Dolar

42,7340

Euro

50,2835

Altın

5.952,46

Bist

11.338,88

Darbeciye ?hürriyet kahramanı? denmez!

19 Yıl Önce Güncellendi

2008-07-14 06:57:00

Darbeciye ?hürriyet kahramanı? denmez!
Kimdir Resneli Niyazi ve Enver Paşa? İttihat Terakki'nin iki önemli ismi... İkisinin de ortak özelliği, Abdulhamit yönetimine 'hürriyet!' isteğiyle başkaldırmaları!..
 
Resneli Niyazi için dağa çıkar. Halkı Abdulhamit yönetimine karşı kışkırtır. Sabotaj ve cinayet eylemleriyle nam salar. Binbaşı Enver de askeri üniformasına rağmen komitacılık/ darbecilik oyunu oynar. Siyasi cinayetlere karışır. Sabotajlar düzenler. İttihat Terakki, asker-sivil bürokratların kurduğu bir cemiyettir. Faaliyetlerini postacı Talat Beyin öncülüğünde Selanik'teki meşhur Mason Locası'nda sürdürür.

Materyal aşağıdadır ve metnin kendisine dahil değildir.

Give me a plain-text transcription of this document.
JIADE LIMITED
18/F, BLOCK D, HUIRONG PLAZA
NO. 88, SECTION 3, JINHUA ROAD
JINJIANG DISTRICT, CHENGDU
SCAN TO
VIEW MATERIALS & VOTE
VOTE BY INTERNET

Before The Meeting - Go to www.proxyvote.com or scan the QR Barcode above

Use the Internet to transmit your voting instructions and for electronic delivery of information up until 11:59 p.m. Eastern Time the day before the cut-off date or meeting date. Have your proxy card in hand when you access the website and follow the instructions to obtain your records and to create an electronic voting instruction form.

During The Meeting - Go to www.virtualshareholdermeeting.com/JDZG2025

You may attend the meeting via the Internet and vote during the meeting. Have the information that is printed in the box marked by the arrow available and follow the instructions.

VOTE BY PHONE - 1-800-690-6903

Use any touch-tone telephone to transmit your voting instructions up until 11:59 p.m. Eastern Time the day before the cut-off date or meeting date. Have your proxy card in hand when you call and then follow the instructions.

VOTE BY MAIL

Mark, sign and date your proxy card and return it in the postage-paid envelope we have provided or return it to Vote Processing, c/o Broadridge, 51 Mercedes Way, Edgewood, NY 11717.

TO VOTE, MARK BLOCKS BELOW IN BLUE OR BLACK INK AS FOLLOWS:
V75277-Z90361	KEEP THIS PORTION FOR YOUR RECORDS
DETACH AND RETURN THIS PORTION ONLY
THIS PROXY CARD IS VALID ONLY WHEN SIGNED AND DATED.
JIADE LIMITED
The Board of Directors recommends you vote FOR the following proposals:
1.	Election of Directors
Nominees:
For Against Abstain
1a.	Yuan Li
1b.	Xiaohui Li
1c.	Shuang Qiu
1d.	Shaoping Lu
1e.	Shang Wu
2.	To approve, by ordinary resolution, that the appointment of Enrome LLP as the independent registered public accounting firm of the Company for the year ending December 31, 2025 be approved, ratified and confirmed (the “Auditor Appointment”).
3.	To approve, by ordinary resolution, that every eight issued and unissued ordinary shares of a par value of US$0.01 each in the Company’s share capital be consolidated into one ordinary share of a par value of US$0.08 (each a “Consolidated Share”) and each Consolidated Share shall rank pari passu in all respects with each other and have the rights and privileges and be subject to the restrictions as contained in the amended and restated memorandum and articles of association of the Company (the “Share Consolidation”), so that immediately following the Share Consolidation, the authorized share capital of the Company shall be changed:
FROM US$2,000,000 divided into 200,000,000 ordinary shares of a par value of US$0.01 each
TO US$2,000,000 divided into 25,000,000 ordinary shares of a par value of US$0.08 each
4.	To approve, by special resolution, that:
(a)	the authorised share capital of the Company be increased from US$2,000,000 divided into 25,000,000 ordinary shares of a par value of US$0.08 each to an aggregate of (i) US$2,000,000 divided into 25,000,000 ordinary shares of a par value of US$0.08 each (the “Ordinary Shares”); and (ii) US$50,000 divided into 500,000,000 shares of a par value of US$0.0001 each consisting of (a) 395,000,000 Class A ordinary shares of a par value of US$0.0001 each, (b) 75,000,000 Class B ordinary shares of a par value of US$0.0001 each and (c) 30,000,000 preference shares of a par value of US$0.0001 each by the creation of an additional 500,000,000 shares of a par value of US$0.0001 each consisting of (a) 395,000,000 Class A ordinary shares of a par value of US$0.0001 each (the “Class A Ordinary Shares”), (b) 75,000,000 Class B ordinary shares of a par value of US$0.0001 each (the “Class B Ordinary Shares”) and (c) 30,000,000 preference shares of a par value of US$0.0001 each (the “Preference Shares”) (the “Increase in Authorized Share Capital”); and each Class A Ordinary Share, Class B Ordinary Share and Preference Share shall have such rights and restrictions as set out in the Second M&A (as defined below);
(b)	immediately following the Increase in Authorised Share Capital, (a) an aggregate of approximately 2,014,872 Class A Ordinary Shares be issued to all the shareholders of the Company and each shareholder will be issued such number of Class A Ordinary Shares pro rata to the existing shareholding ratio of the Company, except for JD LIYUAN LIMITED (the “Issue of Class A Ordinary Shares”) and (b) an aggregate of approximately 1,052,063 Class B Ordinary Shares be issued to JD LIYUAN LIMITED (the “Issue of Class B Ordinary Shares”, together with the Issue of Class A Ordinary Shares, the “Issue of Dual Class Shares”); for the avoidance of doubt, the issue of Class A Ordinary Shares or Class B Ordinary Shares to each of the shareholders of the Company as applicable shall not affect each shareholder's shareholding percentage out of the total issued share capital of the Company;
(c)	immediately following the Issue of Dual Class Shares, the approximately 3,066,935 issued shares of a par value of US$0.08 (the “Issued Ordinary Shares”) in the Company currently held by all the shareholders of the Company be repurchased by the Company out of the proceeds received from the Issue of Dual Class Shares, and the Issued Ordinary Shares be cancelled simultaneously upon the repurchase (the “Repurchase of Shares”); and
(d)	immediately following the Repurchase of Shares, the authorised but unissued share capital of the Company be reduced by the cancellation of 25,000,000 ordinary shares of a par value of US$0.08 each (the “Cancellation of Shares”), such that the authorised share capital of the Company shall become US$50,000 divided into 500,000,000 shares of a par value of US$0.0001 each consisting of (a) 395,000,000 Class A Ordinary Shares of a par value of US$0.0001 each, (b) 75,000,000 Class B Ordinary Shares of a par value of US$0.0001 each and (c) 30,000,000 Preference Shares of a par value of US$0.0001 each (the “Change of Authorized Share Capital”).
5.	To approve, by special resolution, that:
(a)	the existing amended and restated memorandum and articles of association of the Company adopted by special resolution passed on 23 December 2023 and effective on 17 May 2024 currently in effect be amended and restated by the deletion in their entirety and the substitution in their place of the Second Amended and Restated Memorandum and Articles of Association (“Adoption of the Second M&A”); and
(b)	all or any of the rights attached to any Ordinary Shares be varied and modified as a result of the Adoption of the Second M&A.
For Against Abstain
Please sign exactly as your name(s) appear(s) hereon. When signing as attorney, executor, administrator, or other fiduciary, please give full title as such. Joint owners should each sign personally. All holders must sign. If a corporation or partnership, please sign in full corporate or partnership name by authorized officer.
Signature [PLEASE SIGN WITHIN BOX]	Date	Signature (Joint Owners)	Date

Tek amacı vardır: Darbe yapmak! Yönetime kendi isteklerini kabul ettirmek için silah da dahil her yönteme başvurmak! Askerin siyasete bulaşması İttihatçılıkla başlar. O gün bugündür askerler şu veya bu şekilde siyasetin içinde. İttihat Terakki'nin bir üyesi olan Mustafa Kemal'in, son İttihat Terakki kongresinde Enver'in bu siyasetine şiddetle karşı çıktığı bilinir.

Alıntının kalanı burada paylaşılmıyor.